Un regalo più grande non potevi farmi, uno zampillo d’acqua fresca dopo giorni e giorni in un deserto che sai bene quanto arido. Sarò all’altezza di questo dono, lo prometto a me stessa.
Etty Hillesum

Se sarete quello che dovete essere, metterete fuoco in tutto il mondo!
Caterina da Siena

martedì 19 dicembre 2017

I BAMBINI CI GUIDANO

AVVENTO - 3a Settimana, Martedì 19 Dicembre 

Letture: Giudici 13,2-7.24-25; Salmo 71; Luca 1,5-25 

Ogni bambino è un dono di Dio. È uno dei motivi per cui la Chiesa ha un insegnamento sul comportamento sessuale. Il nostro rispetto per la dignità dell'essere umano si vede dal modo in cui accogliamo e apprezziamo i bambini. Sono tra le persone più vulnerabili e il modo in cui trattiamo coloro che sono vulnerabili è il modo in cui trattiamo l'umanità nel suo complesso.

In alcune situazioni questa grande verità - che ogni bambino è un dono di Dio - emerge con estrema chiarezza. Oggi, alla Messa, leggiamo di due situazioni di questo genere. I racconti sono così simili che qualcuno potrebbe essere tentato di dire che il secondo è semplicemente una rivisitazione del primo. Ma non c'è motivo per cui il dono di Dio di un figlio a genitori anziani non dovrebbe avvenire in modi molto simili.

I genitori di Sansone lo ricevono dopo una visita da parte di un angelo del Signore. L'arrivo del bambino è una sorpresa, una grazia più evidente di quella di altre, più normali, gravidanze. Ma forse l'arrivo di simili bambini serve anche a ricordarci quale straordinaria benedizione sia ogni gravidanza: una nuova vita, un nuovo essere umano, che presto sarà con noi, e che "trascina con sé nuvole di gloria", come dice Wordsworth.

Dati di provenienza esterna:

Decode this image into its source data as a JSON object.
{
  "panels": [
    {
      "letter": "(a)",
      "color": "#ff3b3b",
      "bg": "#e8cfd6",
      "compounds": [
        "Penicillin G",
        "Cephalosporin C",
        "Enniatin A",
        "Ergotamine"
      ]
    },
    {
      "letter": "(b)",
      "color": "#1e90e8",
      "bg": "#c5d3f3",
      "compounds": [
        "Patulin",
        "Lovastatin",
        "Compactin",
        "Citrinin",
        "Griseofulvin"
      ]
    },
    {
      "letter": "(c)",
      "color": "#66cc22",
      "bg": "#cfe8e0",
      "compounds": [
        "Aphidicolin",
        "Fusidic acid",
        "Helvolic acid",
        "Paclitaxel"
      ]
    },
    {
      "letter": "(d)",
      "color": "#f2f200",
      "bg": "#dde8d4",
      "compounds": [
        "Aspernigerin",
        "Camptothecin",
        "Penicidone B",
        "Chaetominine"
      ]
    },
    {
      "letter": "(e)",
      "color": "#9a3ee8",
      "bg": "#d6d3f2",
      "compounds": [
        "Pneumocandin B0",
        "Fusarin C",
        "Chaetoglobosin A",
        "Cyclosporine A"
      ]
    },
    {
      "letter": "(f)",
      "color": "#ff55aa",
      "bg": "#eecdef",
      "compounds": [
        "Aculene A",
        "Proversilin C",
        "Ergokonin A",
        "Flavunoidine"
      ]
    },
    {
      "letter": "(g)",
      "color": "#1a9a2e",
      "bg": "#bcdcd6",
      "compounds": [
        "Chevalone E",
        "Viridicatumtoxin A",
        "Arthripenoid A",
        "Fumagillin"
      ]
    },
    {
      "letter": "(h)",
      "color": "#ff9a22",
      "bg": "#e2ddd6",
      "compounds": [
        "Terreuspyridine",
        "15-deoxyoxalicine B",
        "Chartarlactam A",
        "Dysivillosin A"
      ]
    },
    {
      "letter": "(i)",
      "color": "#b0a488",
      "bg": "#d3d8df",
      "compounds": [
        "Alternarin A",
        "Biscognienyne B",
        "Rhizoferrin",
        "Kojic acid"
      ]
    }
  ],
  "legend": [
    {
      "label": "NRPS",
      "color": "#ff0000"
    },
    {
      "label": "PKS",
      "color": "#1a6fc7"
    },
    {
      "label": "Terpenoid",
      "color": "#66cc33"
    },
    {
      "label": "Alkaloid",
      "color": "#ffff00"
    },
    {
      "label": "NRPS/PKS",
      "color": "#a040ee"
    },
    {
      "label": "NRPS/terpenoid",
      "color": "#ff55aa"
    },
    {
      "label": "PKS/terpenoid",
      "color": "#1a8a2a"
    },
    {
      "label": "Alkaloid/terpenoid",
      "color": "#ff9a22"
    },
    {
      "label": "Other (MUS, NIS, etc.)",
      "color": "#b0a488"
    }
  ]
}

La concezione di Giovanni Battista è altrettanto straordinaria ("Io sono vecchio e mia moglie è avanti negli anni"). Come Sansone, Giovanni sarà totalmente dedicato a Dio, un uomo con una missione a favore del popolo. I lunghi capelli non sono così importanti come il fatto che in ciascuno di questi figli della grazia lo Spirito del Signore sarà fortemente presente, energicamente attivo. Dio è all'opera in mezzo al suo popolo. Lo smarrimento di Zaccaria e il successivo silenzio non sono poi così strani come risposta a un visitatore celeste e la sua iniziale incredulità è messa al servizio di ciò che Dio rivela attraverso la nascita di Giovanni il Battista.

Queste gravidanze straordinarie vengono ora ricordate, negli ultimi giorni dell'Avvento, per ambientare la scena della più straordinaria concezione e nascita, quella di Gesù, concepito dallo Spirito Santo e nato dalla Vergine Maria. Ogni bambino è un dono di Dio. Questo è vero più che mai del bambino la cui nascita celebriamo a Natale, l'unico Figlio del Padre, il primogenito di tutta la creazione, il primogenito dei morti.

L'odierna antifona "O" parla di re che tacevano davanti alla radice o alla stirpe di Jesse, il re della casa di David che sta per venire. Zaccaria tace. Leggiamo nel Libro della Sapienza che "mentre un profondo silenzio avvolgeva tutte le cose, e la notte era a metà del suo corso, la tua parola onnipotente dal cielo, dal tuo trono regale, si lanciò in mezzo a quella terra di sterminio"(Sapienza 18).

In questi ultimi giorni di Avvento proviamo a trovare alcuni momenti di silenzio in cui rendere grazie per il figlio di Dio che ognuno di noi è; per i bambini che abbiamo conosciuto e conosciamo, ognuno dono di Dio; e per il Bambino, l'unigenito del Padre, pieno dello Spirito di verità e di amore, la cui nascita ristabilisce la nostra dignità, ripristina la nostra speranza e illumina tutte le nostre tenebre.